Повисает тишина, Андреа ненавидит тишину. Она ворошит мысли в поисках чего-нибудь интересного и вспоминает сон минувшей ночи: он пробирается мимо всего остального, что просится наружу, щекочет под ложечкой, обжигает язык.

– У Карла под столом лежал труп, – рассказывает Андреа. Слова тяжелые и уродливые. – Я поняла, что это женщина. Все происходило в коттедже, где Карл и Лувиса пытались ее спрятать, и мне стало ясно, что они ее и убили. Они сказали, что она им мешала. А я подумала, что они могли бы по крайней мере ее похоронить, ведь иначе это так… унизительно.

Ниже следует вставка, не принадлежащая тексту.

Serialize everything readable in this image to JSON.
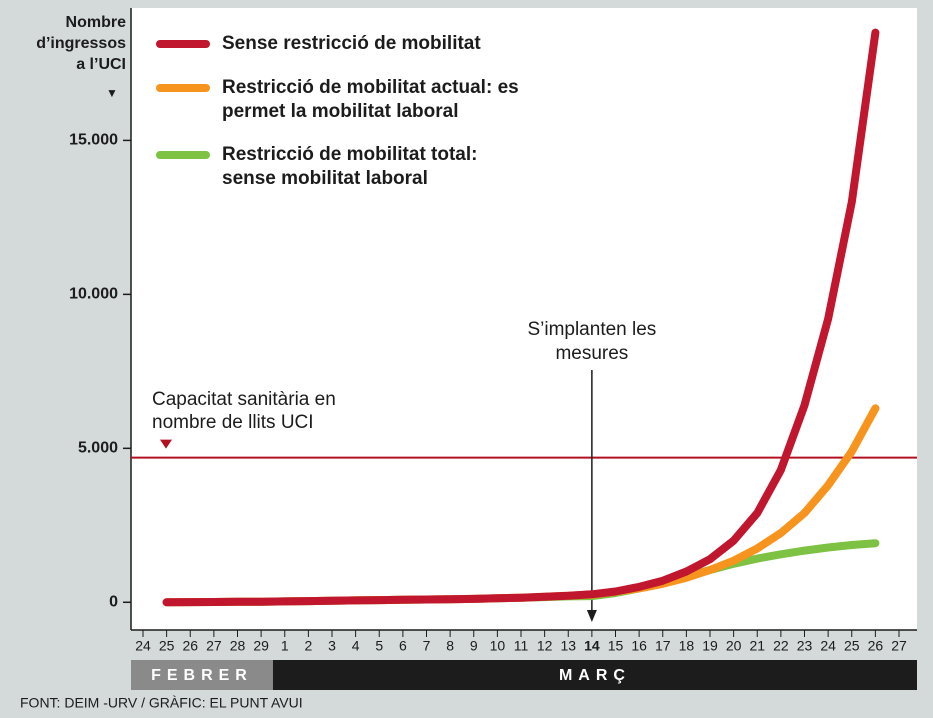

И вот я соскребла ее останки в кастрюлю. Сначала я хотела похоронить ее у озера, но в кастрюле она была похожа на мясной фарш: помнится, мне в какой-то момент стало казаться, что это и есть мясной фарш, и я смыла ее в унитаз.

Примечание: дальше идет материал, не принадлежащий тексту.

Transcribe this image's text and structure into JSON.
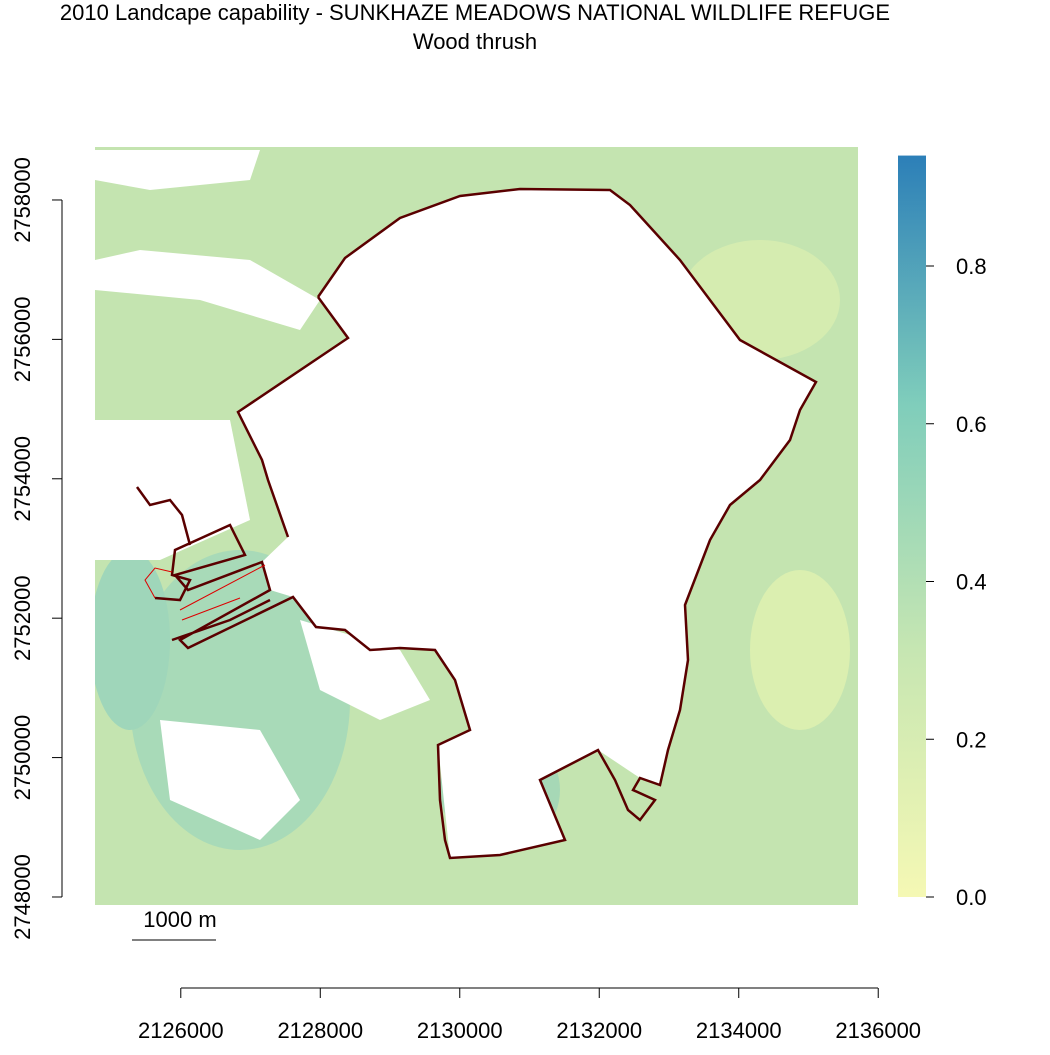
{
  "title": "2010 Landcape capability - SUNKHAZE MEADOWS NATIONAL WILDLIFE REFUGE",
  "subtitle": "Wood thrush",
  "map": {
    "xlim": [
      2124770,
      2135710
    ],
    "ylim": [
      2747885,
      2758760
    ]
  },
  "x_axis": {
    "ticks": [
      2126000,
      2128000,
      2130000,
      2132000,
      2134000,
      2136000
    ]
  },
  "y_axis": {
    "ticks": [
      2748000,
      2750000,
      2752000,
      2754000,
      2756000,
      2758000
    ]
  },
  "legend": {
    "lim": [
      0,
      0.94
    ],
    "colors": [
      "#f5f8b4",
      "#c6e6b2",
      "#7fcdbb",
      "#2c7fb8"
    ],
    "ticks": [
      {
        "value": 0,
        "label": "0.0"
      },
      0.2,
      0.4,
      0.6,
      0.8
    ]
  },
  "scale_bar": {
    "label": "1000 m"
  }
}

Эва-Бритт смеется, Андреа – нет.

– Ее зовут Маддалена. Она, наверное, по-прежнему жива, но она – тайна.

Андреа не знает толком, хорошая ли штука эта энергия, благодаря которой работает тело. Конечно, так легче видеть цвета, чувствовать запахи, но ведь Андреа видит и кое-что другое и оттого закрывает глаза, но это не помогает.

Она елозит на диване. Маддалена, которой так долго не было, снова выходит наружу. Как шкаф с ящиками: Шкаф-Для-Того-О-Чем-Не-Стоит-Думать. И вот ящик с Маддаленой открылся.

* * *

В доме у озера даже днем обитает темнота. Даже когда солнце.

Это фильм ужасов, и хотя все вокруг улыбаются, по ночам Андреа слышит другие звуки. Перед сном до нее доносится плач Лувисы. Она каменеет, не смея дышать, думает, что ей, наверное, все это снится, потому что утром в свете лампы под красным абажуром на кухне видны только голубые блестящие тени на веках Лувисы и светло-розовые губы. Улыбка и бутерброды с печеночным паштетом и огурцом. Вот и все. Шелест утренней газеты, Лина-Сага хрустит хлебцами, Андреа прихлебывает сок, звук радио из гостиной. За всем этим – поездки Карла, почти забытые. «Почему ты плачешь, Лувиса?» Это неуместный вопрос, он нарушит привычное поедание простокваши с хлопьями, опрятное разноцветие утреннего стола. От него станет еще темнее.